The idea is to deploy 10 interceptor missiles initially, 6 in Alaska and 4 in California, to be supplemented later by another 10. Later still would come ship-based missiles that could hit enemy missiles as they lifted off and an airborne laser defense to intercept inbound warheads as they re-entered the atmosphere.

Right now, there are six missiles in silos in Alaska and one in California, with one more due in California by the end of the month, said Richard A. Lehner, a missile agency spokesman. None of those in place are operational.

Mr. Lehner said that despite the disappointment, Wednesday's event was not a total failure. He said "quite a bit" had been learned from the aborted test, which he called "a very good training exercise." He said the rocket that failed to rise could be used later. The target splashed down in the ocean some 3,000 miles from Kodiak, he said.

The Pentagon said it did not know whether the problem that stymied the launching was serious enough to cause major delays. Mr. Lehner said he could not predict when the cause of the weapon's shutdown might be determined. No other tests have been scheduled.

Wednesday's test was to have been the most advanced so far, Mr. Lehner said. The interceptor was equipped with the same type of booster rocket that the defense system is to use when it becomes operational, although a next-generation booster is already in the works.

The agency says the tests are devised to answer specific questions and "to build confidence in the system that we are working to design." Although individual tests are expensive, Mr. Lehner said, fewer are necessary than with missiles of years past because of advanced modeling and simulation techniques.

The missile system under development is a scaled-down version of the so-called Star Wars defense envisioned by President Ronald Reagan two decades ago against a rain of missiles from the Soviet Union. But the end of the cold war made Mr. Reagan's original vision outdated.

President Bill Clinton's administration explored a much less advanced system. Mr. Bush pledged during the 2000 campaign to push for a scaled-down version of the Reagan plan. By walking away from the Anti-ballistic Missile treaty during his first term, Mr. Bush cleared the way for a deployment.

Mr. Lehner said there was no new target date for deployment of the system. In December 2002, Mr. Bush said he hoped it would be operational by September 2004. But by then, the program had fallen behind schedule by about 10 months.

In a report last March, the Government Accountability Office, an auditing arm of Congress, said that a first-generation booster built by Orbital Sciences Corporation that was being used in current flight tests had passed its early tests and could be produced, though it was uncertain whether enough could be built for the initial deployment.

A next-generation booster made by Lockheed Martin was having problems with its flight computers, and accidents at a factory making parts for the booster meant it would not be available for the initial deployment, the G.A.O. said.

On Monday, Boeing won a $928 million contract for the overall ground-based interceptor project.

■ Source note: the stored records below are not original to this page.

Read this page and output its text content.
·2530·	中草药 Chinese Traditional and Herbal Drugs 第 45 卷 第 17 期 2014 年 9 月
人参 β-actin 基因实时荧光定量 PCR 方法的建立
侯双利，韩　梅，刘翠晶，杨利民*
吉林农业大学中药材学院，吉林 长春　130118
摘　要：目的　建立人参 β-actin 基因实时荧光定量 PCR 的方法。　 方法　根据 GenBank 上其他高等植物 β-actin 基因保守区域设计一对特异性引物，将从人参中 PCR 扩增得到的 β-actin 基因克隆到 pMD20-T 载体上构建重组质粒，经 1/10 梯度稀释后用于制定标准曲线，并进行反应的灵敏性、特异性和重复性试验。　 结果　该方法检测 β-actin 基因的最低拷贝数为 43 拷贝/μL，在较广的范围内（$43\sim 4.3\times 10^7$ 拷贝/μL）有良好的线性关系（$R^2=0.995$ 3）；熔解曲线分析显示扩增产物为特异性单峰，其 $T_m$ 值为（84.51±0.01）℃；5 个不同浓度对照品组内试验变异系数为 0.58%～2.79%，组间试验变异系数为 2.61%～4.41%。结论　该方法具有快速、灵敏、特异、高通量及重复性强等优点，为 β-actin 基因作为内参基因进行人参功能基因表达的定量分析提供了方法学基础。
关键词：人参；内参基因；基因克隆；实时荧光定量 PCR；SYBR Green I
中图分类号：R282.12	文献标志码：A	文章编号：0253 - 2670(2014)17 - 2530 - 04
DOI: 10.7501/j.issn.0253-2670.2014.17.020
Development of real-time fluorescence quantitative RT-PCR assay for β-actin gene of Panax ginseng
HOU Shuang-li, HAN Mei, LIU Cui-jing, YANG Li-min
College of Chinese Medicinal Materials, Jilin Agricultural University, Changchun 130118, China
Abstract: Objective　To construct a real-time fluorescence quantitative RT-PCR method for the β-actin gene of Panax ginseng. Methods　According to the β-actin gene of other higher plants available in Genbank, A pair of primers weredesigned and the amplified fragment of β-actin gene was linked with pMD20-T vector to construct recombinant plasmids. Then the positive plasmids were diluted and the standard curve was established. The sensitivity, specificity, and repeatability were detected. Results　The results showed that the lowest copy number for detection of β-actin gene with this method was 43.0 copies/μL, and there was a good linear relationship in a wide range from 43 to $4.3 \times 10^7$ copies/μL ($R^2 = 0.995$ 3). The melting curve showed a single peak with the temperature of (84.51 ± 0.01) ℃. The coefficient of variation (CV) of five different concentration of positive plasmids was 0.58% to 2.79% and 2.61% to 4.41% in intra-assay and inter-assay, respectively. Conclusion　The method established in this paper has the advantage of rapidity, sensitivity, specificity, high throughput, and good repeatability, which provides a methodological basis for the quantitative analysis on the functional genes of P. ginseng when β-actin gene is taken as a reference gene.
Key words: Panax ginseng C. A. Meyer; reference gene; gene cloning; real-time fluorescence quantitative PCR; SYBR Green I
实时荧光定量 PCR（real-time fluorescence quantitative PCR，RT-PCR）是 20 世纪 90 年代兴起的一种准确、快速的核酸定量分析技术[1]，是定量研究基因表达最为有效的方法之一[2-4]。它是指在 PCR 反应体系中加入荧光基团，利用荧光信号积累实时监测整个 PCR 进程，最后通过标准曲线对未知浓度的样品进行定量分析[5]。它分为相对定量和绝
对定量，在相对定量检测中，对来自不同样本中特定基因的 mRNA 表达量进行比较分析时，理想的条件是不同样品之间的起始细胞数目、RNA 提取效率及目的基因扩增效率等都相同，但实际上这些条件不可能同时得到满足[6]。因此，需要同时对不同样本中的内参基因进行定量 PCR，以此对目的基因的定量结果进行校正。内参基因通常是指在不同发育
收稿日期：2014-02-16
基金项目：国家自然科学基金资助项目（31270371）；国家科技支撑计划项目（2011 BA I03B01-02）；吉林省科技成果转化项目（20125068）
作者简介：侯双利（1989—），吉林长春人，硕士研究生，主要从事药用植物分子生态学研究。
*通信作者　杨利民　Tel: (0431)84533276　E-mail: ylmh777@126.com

Victoria Samson, an analyst at the Center for Defense Information, said the latest failure showed that the system was still "in a very rudimentary state," and that the missile agency had felt the need to rush the process. The center, founded by retired military officers, calls itself a "watchdog on wasteful defense spending."

Mr. Lehner said there had been no rush. "We took our time," he said. "This is a very deliberate process."